# The Itinerary
The Itinerary is when you tell bob where to go to start data extraction
# One Page
In its simplest form, the itinerary is the address of the page you want to mine.
bob.work( "http://hostname/path/index.html", extractionPlan);
# Many Pages
If you want to use the same extraction plan on several pages just provide an array of adresses as the first argument.
bob.work(
[
"http://hostname/path/index.html",
"http://hostname/path/product.html"
],
extractionPlan
);
In this case the result is an array where each item is the result of data extraction on one adress. :
[ result, result, ... ]
Due to the fact that mining job are executed in parallel, there is no garantee that the results ordrer matches the adresses order. If you need to maintain the adress/result relation, you can use the indexByUrl
or appendUrlAsProperty
options. See the Options section for more.
# URL extraction
spoiler alert ! This section talks about what an extraction plan is. Please refere to this chapter if you want to know everything about this subject.

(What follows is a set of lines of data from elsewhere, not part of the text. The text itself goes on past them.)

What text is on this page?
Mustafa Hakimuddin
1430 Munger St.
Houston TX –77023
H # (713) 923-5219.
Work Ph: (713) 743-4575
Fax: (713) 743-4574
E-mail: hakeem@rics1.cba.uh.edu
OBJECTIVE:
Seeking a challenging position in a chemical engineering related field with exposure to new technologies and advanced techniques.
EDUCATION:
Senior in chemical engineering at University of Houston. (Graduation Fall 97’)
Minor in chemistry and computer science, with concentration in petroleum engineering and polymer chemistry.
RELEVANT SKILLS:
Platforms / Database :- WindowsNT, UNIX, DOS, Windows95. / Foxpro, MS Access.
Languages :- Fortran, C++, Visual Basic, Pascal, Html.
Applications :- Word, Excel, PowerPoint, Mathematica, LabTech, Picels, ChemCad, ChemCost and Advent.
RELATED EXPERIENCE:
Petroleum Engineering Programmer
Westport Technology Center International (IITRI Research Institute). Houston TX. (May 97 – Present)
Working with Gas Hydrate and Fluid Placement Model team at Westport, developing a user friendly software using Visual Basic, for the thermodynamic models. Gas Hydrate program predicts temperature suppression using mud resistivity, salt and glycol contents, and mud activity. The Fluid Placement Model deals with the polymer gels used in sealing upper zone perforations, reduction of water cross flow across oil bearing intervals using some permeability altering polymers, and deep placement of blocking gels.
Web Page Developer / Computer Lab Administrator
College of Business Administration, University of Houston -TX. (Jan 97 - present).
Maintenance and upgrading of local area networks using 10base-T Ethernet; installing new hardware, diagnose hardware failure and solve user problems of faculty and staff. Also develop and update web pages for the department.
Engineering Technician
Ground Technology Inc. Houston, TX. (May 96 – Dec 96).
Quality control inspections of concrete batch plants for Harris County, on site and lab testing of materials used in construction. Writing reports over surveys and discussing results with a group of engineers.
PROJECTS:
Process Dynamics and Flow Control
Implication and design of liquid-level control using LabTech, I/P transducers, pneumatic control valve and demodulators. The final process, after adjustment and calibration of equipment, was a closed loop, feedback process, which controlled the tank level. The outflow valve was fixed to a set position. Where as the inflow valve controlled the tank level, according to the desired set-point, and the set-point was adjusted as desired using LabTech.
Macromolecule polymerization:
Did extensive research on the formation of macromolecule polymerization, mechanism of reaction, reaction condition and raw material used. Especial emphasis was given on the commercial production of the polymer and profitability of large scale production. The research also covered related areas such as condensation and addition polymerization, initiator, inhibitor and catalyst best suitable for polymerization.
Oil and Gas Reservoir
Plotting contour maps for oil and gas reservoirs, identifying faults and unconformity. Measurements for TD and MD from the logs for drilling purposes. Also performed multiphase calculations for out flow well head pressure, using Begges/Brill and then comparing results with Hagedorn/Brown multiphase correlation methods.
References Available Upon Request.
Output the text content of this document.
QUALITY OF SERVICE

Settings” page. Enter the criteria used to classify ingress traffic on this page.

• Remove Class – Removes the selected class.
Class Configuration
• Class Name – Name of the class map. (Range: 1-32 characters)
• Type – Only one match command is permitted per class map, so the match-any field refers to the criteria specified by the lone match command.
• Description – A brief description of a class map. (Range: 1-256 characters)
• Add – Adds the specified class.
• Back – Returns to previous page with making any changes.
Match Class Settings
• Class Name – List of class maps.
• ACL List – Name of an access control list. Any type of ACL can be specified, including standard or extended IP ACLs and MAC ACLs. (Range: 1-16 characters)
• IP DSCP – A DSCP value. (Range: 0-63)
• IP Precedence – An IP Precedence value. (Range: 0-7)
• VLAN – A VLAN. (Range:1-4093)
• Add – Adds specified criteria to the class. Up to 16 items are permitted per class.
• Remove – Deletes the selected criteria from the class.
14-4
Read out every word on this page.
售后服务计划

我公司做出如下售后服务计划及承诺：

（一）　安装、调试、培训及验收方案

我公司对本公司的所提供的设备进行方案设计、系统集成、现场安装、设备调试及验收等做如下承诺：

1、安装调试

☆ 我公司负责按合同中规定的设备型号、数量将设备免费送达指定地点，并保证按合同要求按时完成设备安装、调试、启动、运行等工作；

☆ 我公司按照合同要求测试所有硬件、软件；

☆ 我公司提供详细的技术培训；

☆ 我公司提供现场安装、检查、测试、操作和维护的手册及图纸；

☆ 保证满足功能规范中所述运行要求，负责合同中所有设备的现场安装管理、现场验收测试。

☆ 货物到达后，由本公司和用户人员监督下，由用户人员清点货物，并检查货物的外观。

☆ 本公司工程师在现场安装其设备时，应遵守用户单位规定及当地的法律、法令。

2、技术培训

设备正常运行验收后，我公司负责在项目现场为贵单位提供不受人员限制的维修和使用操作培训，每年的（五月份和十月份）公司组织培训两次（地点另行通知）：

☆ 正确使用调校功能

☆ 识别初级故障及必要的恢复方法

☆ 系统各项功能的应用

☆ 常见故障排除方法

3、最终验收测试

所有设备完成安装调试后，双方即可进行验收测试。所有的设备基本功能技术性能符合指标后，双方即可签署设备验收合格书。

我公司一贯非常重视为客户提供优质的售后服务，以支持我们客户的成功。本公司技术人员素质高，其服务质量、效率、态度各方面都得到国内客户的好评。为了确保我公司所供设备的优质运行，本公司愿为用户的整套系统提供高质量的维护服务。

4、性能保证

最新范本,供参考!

There may be some cases where the addresses of the page you want Bob to mine, are themselves hidden in another page. The typical example is a list of articles displayed in a page (called the index page). For each article in the index page, there is a link to the article page, where the full article can be read. Now, if you are interested in all these articles in their complete version, you have to option:
- manually open the index page and retrieve addresses of all articles manually, then pass them to Bob as an array
- ask Bob to do the job for you
If you provide an extraction plan as the itinerary, Bob will assume that the extracted data are all addresses to mine ... and he will do so.
Let's see that on an example:
bob.work(
{
url: "http://hostname/blog/index.html",
plan: {
selector: ["div.post a"],
type: "@href absolute",
},
},
"h1"
)
Here we ask bob to open the page a http://hostname/blog/index.html
and extract all addresses according to the extraction plan provided. Then, Bob must open each pages for each one of these addresses and mine the title of the article (enclosed by the h1
element).
The way to define an extraction plan is explained in this chapter but if you know a little about CSS selectors syntax
you may have alrerady understood how is works.